His “father” was his uncle who did not incarnate authority. The child was raised by the tribe.

This conceptualization of the family evolved when the Romans decided that by law, fathers had the authority over their families. This led to a more stable family life and shifted society a little bit more toward a patriarchal system.

Then Christianity arrived and changed the matriarchal concept of the family entirely.

God made Adam and subordinated him to Himself. Then Ha made Eve from Adam, and subordinated her to Himself and Adam. He told them to come together and multiply.

We distinguish three laws of public utility:

  • Unity: of man and woman, of the parents with their children
  • Authority: of the parents over their children.
  • Hierarchy: the woman subject to the man, and the children subject to their parents.

Cicero said that family is the backbone of society: when it decays, so does society.

The new Christian patriarchy established the father as a symbol of authority within the family, hence preventing the chaos arising out of the mimetic crisis.

The absence of the father in the family necessarily leads to a comeback of the matriarchy with the cycle of order and chaos governed by the sacrificial rite.

The State

In the pre-Christian world, the tribe chief was equal to everyone else but was also the representative of the authority, a magician, an economic counselor, etc. There was no separation between the sacred and the profane because the conception of the world was monistic (everything and everyone is one same thing, no distinction between God and people).

As a result, the chief became the scapegoat when things went south and was sacrificed to restore order.

The “patriarchalisation” of the state was first led by the Greeks through the invention of democracy. The idea wasn’t for everyone to have freedom but to end the sacrifice of the chief by replacing it with the casting of the ballot.

You no longer kill the chief; you vote.

Christianity established the patriarchy at the state level by creating the King, lieutenant of Christ, symbol and guarantor of peace.

He won’t be sacrificed as Christ has already been sacrificed, so any other type of sacrifice isn’t needed.

The “Sky”

The sky concerns the level of the Gods. In a pre-Christian matriarchal society, there was no incarnated authority as the main goddess was Gaia, the Earth, with an ever-changing mood.

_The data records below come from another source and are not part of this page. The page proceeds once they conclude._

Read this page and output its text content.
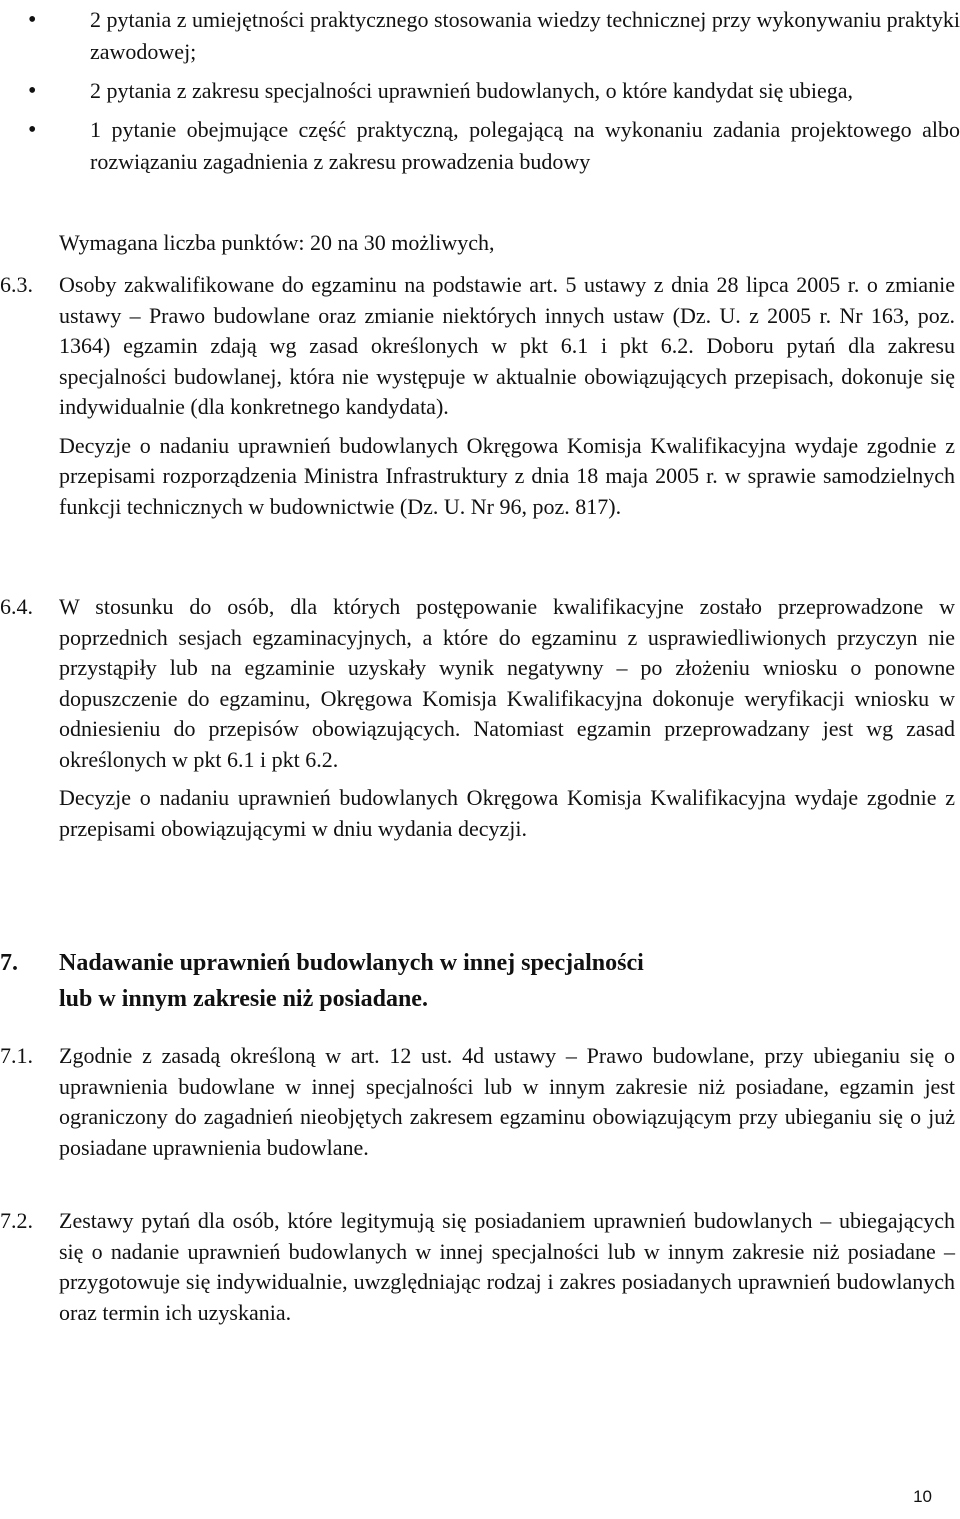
• 2 pytania z umiejętności praktycznego stosowania wiedzy technicznej przy wykonywaniu praktyki zawodowej;
• 2 pytania z zakresu specjalności uprawnień budowlanych, o które kandydat się ubiega,
• 1 pytanie obejmujące część praktyczną, polegającą na wykonaniu zadania projektowego albo rozwiązaniu zagadnienia z zakresu prowadzenia budowy
Wymagana liczba punktów: 20 na 30 możliwych,
6.3. Osoby zakwalifikowane do egzaminu na podstawie art. 5 ustawy z dnia 28 lipca 2005 r. o zmianie ustawy – Prawo budowlane oraz zmianie niektórych innych ustaw (Dz. U. z 2005 r. Nr 163, poz. 1364) egzamin zdają wg zasad określonych w pkt 6.1 i pkt 6.2. Doboru pytań dla zakresu specjalności budowlanej, która nie występuje w aktualnie obowiązujących przepisach, dokonuje się indywidualnie (dla konkretnego kandydata).

Decyzje o nadaniu uprawnień budowlanych Okręgowa Komisja Kwalifikacyjna wydaje zgodnie z przepisami rozporządzenia Ministra Infrastruktury z dnia 18 maja 2005 r. w sprawie samodzielnych funkcji technicznych w budownictwie (Dz. U. Nr 96, poz. 817).

6.4. W stosunku do osób, dla których postępowanie kwalifikacyjne zostało przeprowadzone w poprzednich sesjach egzaminacyjnych, a które do egzaminu z usprawiedliwionych przyczyn nie przystąpiły lub na egzaminie uzyskały wynik negatywny – po złożeniu wniosku o ponowne dopuszczenie do egzaminu, Okręgowa Komisja Kwalifikacyjna dokonuje weryfikacji wniosku w odniesieniu do przepisów obowiązujących. Natomiast egzamin przeprowadzany jest wg zasad określonych w pkt 6.1 i pkt 6.2.

Decyzje o nadaniu uprawnień budowlanych Okręgowa Komisja Kwalifikacyjna wydaje zgodnie z przepisami obowiązującymi w dniu wydania decyzji.

7. Nadawanie uprawnień budowlanych w innej specjalności
lub w innym zakresie niż posiadane.
7.1. Zgodnie z zasadą określoną w art. 12 ust. 4d ustawy – Prawo budowlane, przy ubieganiu się o uprawnienia budowlane w innej specjalności lub w innym zakresie niż posiadane, egzamin jest ograniczony do zagadnień nieobjętych zakresem egzaminu obowiązującym przy ubieganiu się o już posiadane uprawnienia budowlane.

7.2. Zestawy pytań dla osób, które legitymują się posiadaniem uprawnień budowlanych – ubiegających się o nadanie uprawnień budowlanych w innej specjalności lub w innym zakresie niż posiadane – przygotowuje się indywidualnie, uwzględniając rodzaj i zakres posiadanych uprawnień budowlanych oraz termin ich uzyskania.

10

The vision of the world was cyclic, alternating between order and chaos (hence needing sacrifice), which echoed across the two other societal levels (family and state).

People that are born are not “new people”, but reincarnation. Time is infinite.

The conception of God as a woman to God as a man was introduced by the Hebrews.


Christianity has moved the West (and most of the world) from a matriarchal society, functioning according to a cycle of order and chaos that necessitates sacrifice, to a patriarchal society of order where the Father, symbolized across the family by the father, across the state by the king, and across the “sky” by God, incarnates authority that ended the violence of sacrifices.

When we deconstruct and dechristianize society, we inevitably come back to a matriarchal society with the sacrifices it entails.